Claudio Caligari fa un film ogni 15 anni. Crudele paradosso per uno dei registi pi dotati della sua generazione.

Ma è così. Amore tossico è del 1983. L'odore della notte del 1998. Due soli film che però ti spellano vivo. Amore tossico, la vita degli eroinomani a Ostia in tutto il suo fulgido orrore, fu una bomba ma vide la luce solo grazie a Marco Ferreri, che intuì subito il genio di Caligari (a proposito, chi si ricorda di Ferreri?). L'odore della notte, ispirato a un libro di Dido Sacchettoni (gloriosa firma del Messaggero) sulla banda dell'Arancia meccanica, che imperversava nella Roma anni 70, fu applaudito a Venezia e si difese in sala. Ma tutto finì lì.

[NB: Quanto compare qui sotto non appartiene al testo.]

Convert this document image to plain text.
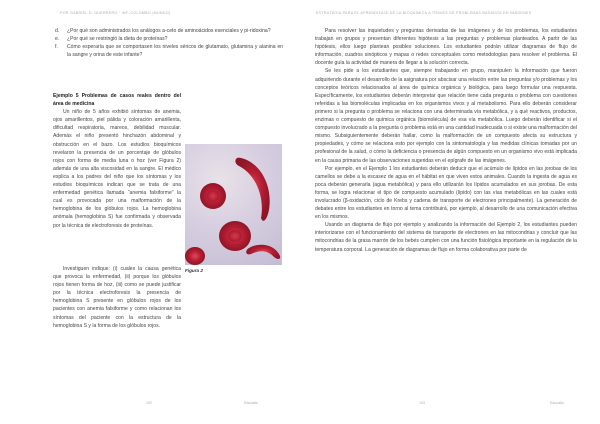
POR GABRIEL D. GUERRERO · INF. COLOMBO (MUNDO)
d. ¿Por qué son administrados los análogos a-ceto de aminoácidos esenciales y pi-ridoxina?
e. ¿Por qué se restringió la dieta de proteínas?
f. Cómo esperaría que se comportasen los niveles séricos de glutamato, glutamina y alanina en la sangre y orina de este infante?

Ejemplo 5 Problemas de casos reales dentro del área de medicina

Un niño de 5 años exhibió síntomas de anemia, ojos amarillentos, piel pálida y coloración amarillenta, dificultad respiratoria, mareos, debilidad muscular. Además el niño presentó hinchazón abdominal y obstrucción en el bazo. Los estudios bioquímicos revelaron la presencia de un porcentaje de glóbulos rojos con forma de media luna o hoz (ver Figura 2) además de una alta viscosidad en la sangre. El médico explica a los padres del niño que los síntomas y los estudios bioquímicos indican que se trata de una enfermedad genética llamada “anemia falsiforme” la cual es provocada por una malformación de la hemoglobina de los glóbulos rojos. La hemoglobina anómala (hemoglobina S) fue confirmada y observada por la técnica de electroforesis de proteínas.

Investiguen indique: (i) cuales la causa genética que provoca la enfermedad, (ii) porque los glóbulos rojos tienen forma de hoz, (iii) como se puede justificar por la técnica electroforesis la presencia de hemoglobina S presente en glóbulos rojos de los pacientes con anemia falsiforme y como relacionan los síntomas del paciente con la estructura de la hemoglobina S y la forma de los glóbulos rojos.

Figura 2
102	Educatio
ESTRATEGIA PARA EL APRENDIZAJE DE LA BIOQUÍMICA A TRAVÉS DE PROBLEMAS BASADOS EN IMÁGENES

Para resolver las inquietudes y preguntas derivadas de las imágenes y de los problemas, los estudiantes trabajan en grupos y presentan diferentes hipótesis a las preguntas y problemas planteados. A partir de las hipótesis, ellos luego plantean posibles soluciones. Los estudiantes podrán utilizar diagramas de flujo de información, cuadros sinópticos y mapas o redes conceptuales como metodologías para resolver el problema. El docente guía la actividad de manera de llegar a la solución correcta.

Se les pide a los estudiantes que, siempre trabajando en grupo, manipulen la información que fueron adquiriendo durante el desarrollo de la asignatura por abscisar una relación entre las preguntas y/o problemas y los conceptos teóricos relacionados al área de química orgánica y biológica, para luego formular una respuesta. Específicamente, los estudiantes deberán interpretar que relación tiene cada pregunta o problema con cuestiones referidas a las biomoléculas implicadas en los organismos vivos y al metabolismo. Para ello deberán considerar primero si la pregunta o problema se relaciona con una determinada vía metabólica, y a qué reactivos, productos, enzimas o compuesto de química orgánica (biomolécula) de esa vía metabólica. Luego deberán identificar si el compuesto involucrado a la pregunta o problema está en una cantidad inadecuada o si existe una malformación del mismo. Subsiguientemente deberán hallar, como la malformación de un compuesto afecta su estructura y propiedades, y cómo se relaciona esto por ejemplo con la sintomatología y las medidas clínicas tomadas por un profesional de la salud, o cómo la deficiencia o presencia de algún compuesto en un organismo vivo está implicada en la causa primaria de las observaciones sugeridas en el epígrafe de las imágenes.

Por ejemplo, en el Ejemplo 1 los estudiantes deberán deducir que el acúmulo de lípidos en las jorobas de los camellos se debe a la escasez de agua en el hábitat en que viven estos animales. Cuando la ingesta de agua es poca deberán generarla (agua metabólica) y para ello utilizarán los lípidos acumulados en sus jorobas. De esta forma, se logra relacionar el tipo de compuesto acumulado (lípido) con las vías metabólicas en las cuales está involucrado (β-oxidación, ciclo de Krebs y cadena de transporte de electrones principalmente). La generación de debates entre los estudiantes en torno al tema contribuirá, por ejemplo, al desarrollo de una comunicación efectiva en los mismos.

Usando un diagrama de flujo por ejemplo y analizando la información del Ejemplo 2, los estudiantes pueden interiorizarse con el funcionamiento del sistema de transporte de electrones en las mitocondrias y concluir que las mitocondrias de la grasa marrón de los bebés cumplen con una función fisiológica importante en la regulación de la temperatura corporal. La generación de diagramas de flujo en forma colaborativa por parte de

103	Educatio
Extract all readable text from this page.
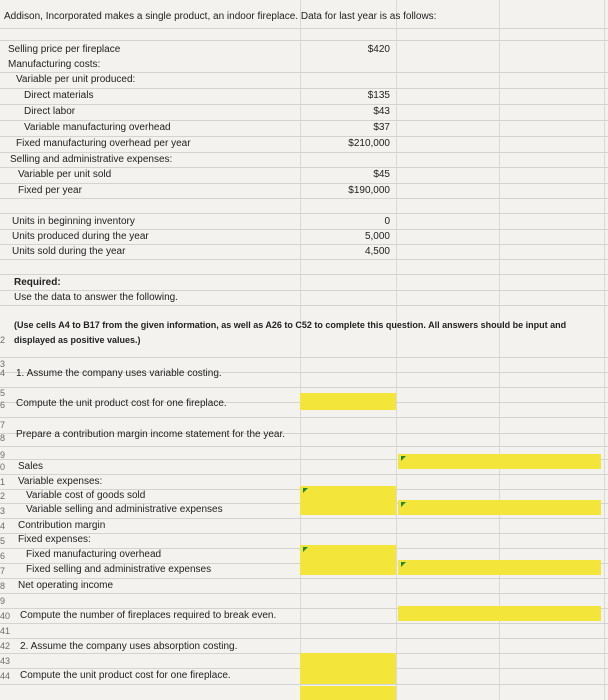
Addison, Incorporated makes a single product, an indoor fireplace. Data for last year is as follows:
Selling price per fireplace	$420
Manufacturing costs:
Variable per unit produced:
Direct materials	$135
Direct labor	$43
Variable manufacturing overhead	$37
Fixed manufacturing overhead per year	$210,000
Selling and administrative expenses:
Variable per unit sold	$45
Fixed per year	$190,000
Units in beginning inventory	0
Units produced during the year	5,000
Units sold during the year	4,500
Required:
Use the data to answer the following.
(Use cells A4 to B17 from the given information, as well as A26 to C52 to complete this question. All answers should be input and
displayed as positive values.)
2
3
4
5
6
7
8
9
0
1
2
3
4
5
6
7
8
9
40
41
42
43
44
1. Assume the company uses variable costing.
Compute the unit product cost for one fireplace.
Prepare a contribution margin income statement for the year.
Sales
Variable expenses:
Variable cost of goods sold
Variable selling and administrative expenses
Contribution margin
Fixed expenses:
Fixed manufacturing overhead
Fixed selling and administrative expenses
Net operating income
Compute the number of fireplaces required to break even.
2. Assume the company uses absorption costing.
Compute the unit product cost for one fireplace.
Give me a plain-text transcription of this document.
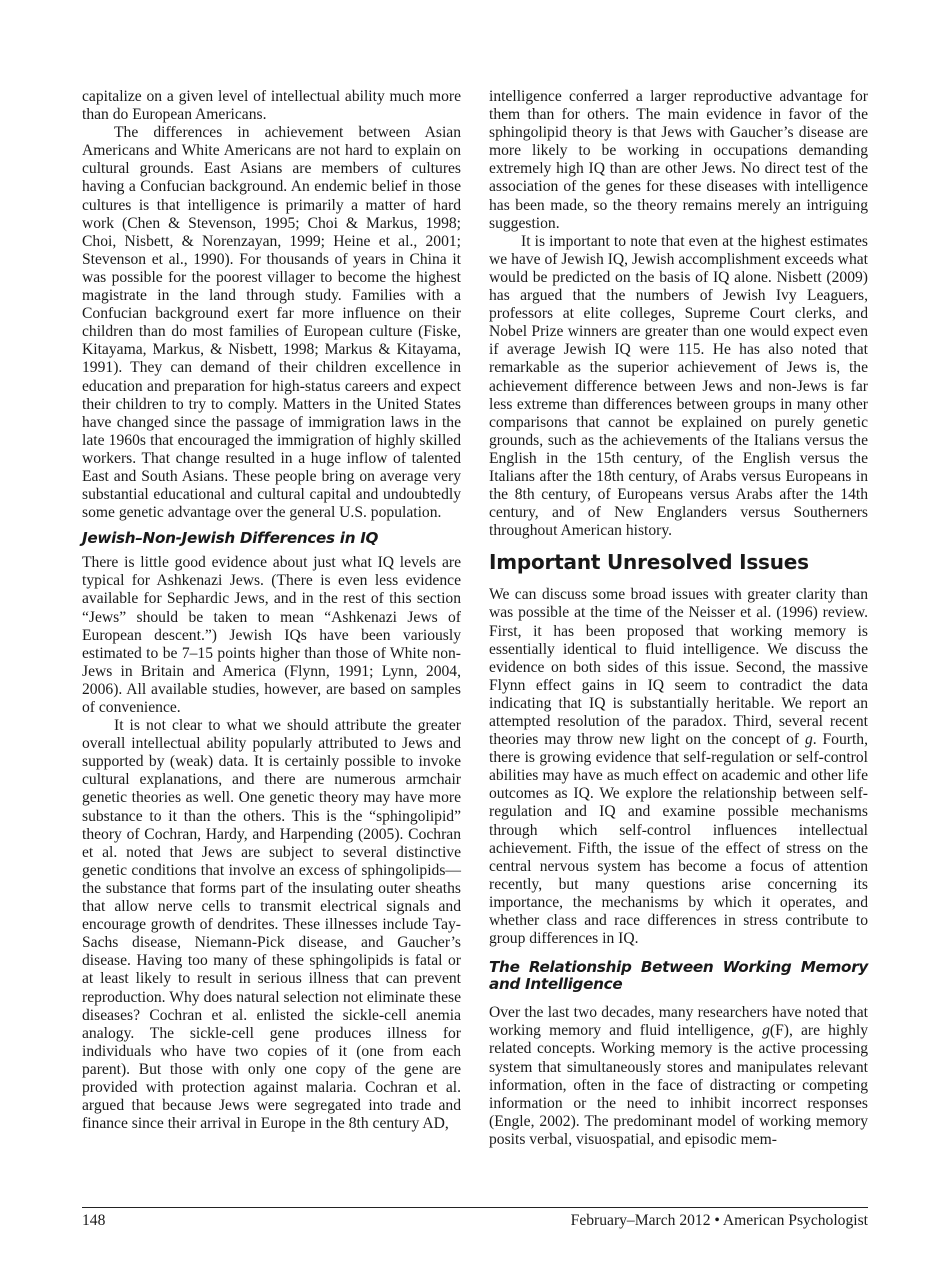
capitalize on a given level of intellectual ability much more than do European Americans.

The differences in achievement between Asian Americans and White Americans are not hard to explain on cultural grounds. East Asians are members of cultures having a Confucian background. An endemic belief in those cultures is that intelligence is primarily a matter of hard work (Chen & Stevenson, 1995; Choi & Markus, 1998; Choi, Nisbett, & Norenzayan, 1999; Heine et al., 2001; Stevenson et al., 1990). For thousands of years in China it was possible for the poorest villager to become the highest magistrate in the land through study. Families with a Confucian background exert far more influence on their children than do most families of European culture (Fiske, Kitayama, Markus, & Nisbett, 1998; Markus & Kitayama, 1991). They can demand of their children excellence in education and preparation for high-status careers and expect their children to try to comply. Matters in the United States have changed since the passage of immigration laws in the late 1960s that encouraged the immigration of highly skilled workers. That change resulted in a huge inflow of talented East and South Asians. These people bring on average very substantial educational and cultural capital and undoubtedly some genetic advantage over the general U.S. population.

Jewish–Non-Jewish Differences in IQ

There is little good evidence about just what IQ levels are typical for Ashkenazi Jews. (There is even less evidence available for Sephardic Jews, and in the rest of this section “Jews” should be taken to mean “Ashkenazi Jews of European descent.”) Jewish IQs have been variously estimated to be 7–15 points higher than those of White non-Jews in Britain and America (Flynn, 1991; Lynn, 2004, 2006). All available studies, however, are based on samples of convenience.

It is not clear to what we should attribute the greater overall intellectual ability popularly attributed to Jews and supported by (weak) data. It is certainly possible to invoke cultural explanations, and there are numerous armchair genetic theories as well. One genetic theory may have more substance to it than the others. This is the “sphingolipid” theory of Cochran, Hardy, and Harpending (2005). Cochran et al. noted that Jews are subject to several distinctive genetic conditions that involve an excess of sphingolipids—the substance that forms part of the insulating outer sheaths that allow nerve cells to transmit electrical signals and encourage growth of dendrites. These illnesses include Tay-Sachs disease, Niemann-Pick disease, and Gaucher’s disease. Having too many of these sphingolipids is fatal or at least likely to result in serious illness that can prevent reproduction. Why does natural selection not eliminate these diseases? Cochran et al. enlisted the sickle-cell anemia analogy. The sickle-cell gene produces illness for individuals who have two copies of it (one from each parent). But those with only one copy of the gene are provided with protection against malaria. Cochran et al. argued that because Jews were segregated into trade and finance since their arrival in Europe in the 8th century AD,

intelligence conferred a larger reproductive advantage for them than for others. The main evidence in favor of the sphingolipid theory is that Jews with Gaucher’s disease are more likely to be working in occupations demanding extremely high IQ than are other Jews. No direct test of the association of the genes for these diseases with intelligence has been made, so the theory remains merely an intriguing suggestion.

It is important to note that even at the highest estimates we have of Jewish IQ, Jewish accomplishment exceeds what would be predicted on the basis of IQ alone. Nisbett (2009) has argued that the numbers of Jewish Ivy Leaguers, professors at elite colleges, Supreme Court clerks, and Nobel Prize winners are greater than one would expect even if average Jewish IQ were 115. He has also noted that remarkable as the superior achievement of Jews is, the achievement difference between Jews and non-Jews is far less extreme than differences between groups in many other comparisons that cannot be explained on purely genetic grounds, such as the achievements of the Italians versus the English in the 15th century, of the English versus the Italians after the 18th century, of Arabs versus Europeans in the 8th century, of Europeans versus Arabs after the 14th century, and of New Englanders versus Southerners throughout American history.

Important Unresolved Issues

We can discuss some broad issues with greater clarity than was possible at the time of the Neisser et al. (1996) review. First, it has been proposed that working memory is essentially identical to fluid intelligence. We discuss the evidence on both sides of this issue. Second, the massive Flynn effect gains in IQ seem to contradict the data indicating that IQ is substantially heritable. We report an attempted resolution of the paradox. Third, several recent theories may throw new light on the concept of g. Fourth, there is growing evidence that self-regulation or self-control abilities may have as much effect on academic and other life outcomes as IQ. We explore the relationship between self-regulation and IQ and examine possible mechanisms through which self-control influences intellectual achievement. Fifth, the issue of the effect of stress on the central nervous system has become a focus of attention recently, but many questions arise concerning its importance, the mechanisms by which it operates, and whether class and race differences in stress contribute to group differences in IQ.

The Relationship Between Working Memory and Intelligence

Over the last two decades, many researchers have noted that working memory and fluid intelligence, g(F), are highly related concepts. Working memory is the active processing system that simultaneously stores and manipulates relevant information, often in the face of distracting or competing information or the need to inhibit incorrect responses (Engle, 2002). The predominant model of working memory posits verbal, visuospatial, and episodic mem-

148	February–March 2012 • American Psychologist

Per questo, ora che di anni ne sono passati già 16, Valerio Mastandrea ha preso carta e penna e ha scritto a Martin Scorsese. Uno dei più grandi registi del mondo, legato a doppio filo al cinema italiano, ma soprattutto il nume tutelare di Caligari. Perché Scorsese, con il suo prestigio, si unisca a un'avventura necessaria. Produrre il nuovo film di Caligari. Titolo: Non essere cattivo. Ambientazione: Ostia, vent'anni dopo Amore tossico. Quando tutto è cambiato e la droga che circola sempre a fiumi non è più eroina, droga dei perdenti, ma cocaina. Che consente, scrive Caligari, di cogliere in tutta la loro potenza le trasformazioni finali, per non dire terminali, del mondo di Accattone.

«Caligari unisce i contenuti del primo Pasolini alla forma di certo cinema di genere americano», spiega Mastandrea, che dell'Odore della notte era il protagonista, poliziotto di giorno e rapinatore di notte. «Nessuno come lui sa trasformare in cinema-cinema storie vere senza sacrificare un grammo di verità». Come Scorsese, appunto. Ma senza la sua fortuna. «È che Claudio occupa una casella inesistente nel nostro cinema», dice Mastandrea. «Quella del cinema di genere contaminato da contenuti forti, disturbanti. Da noi quella casella è murata». Difatti in questi anni Caligari ha messo in cantiere molti progetti, tutti conficcati negli strati più melmosi del nostro paese, ma tutti rimasti al palo.

L'hinterland milanese colonizzato dalla malavita, molto prima che la faccenda esplodesse (Anni rapaci). L'Italia raccontata dai rapinatori dietro le sbarre (da un libro-inchiesta di Emilio Quadrelli, Andare ai resti ). Il mondo delle lolite minorenni, ben prima che finisse in prima pagina (anche qui si partiva dal libro di un'inviata del Messaggero, Marida Lombardo Pijola: Ho dodici anni, faccio la cubista, mi chiamano principessa).

In un cinema più coraggioso, o almeno più libero e diversificato, Caligari non sarebbe un regista maledetto. Ma non è mai troppo tardi. Raicinema ha già promesso il suo sostegno. «Faremo crowdfunding, cercheremo una coproduzione internazionale», dice Mastandrea. Non essere cattivo si deve fare. A tutti i costi.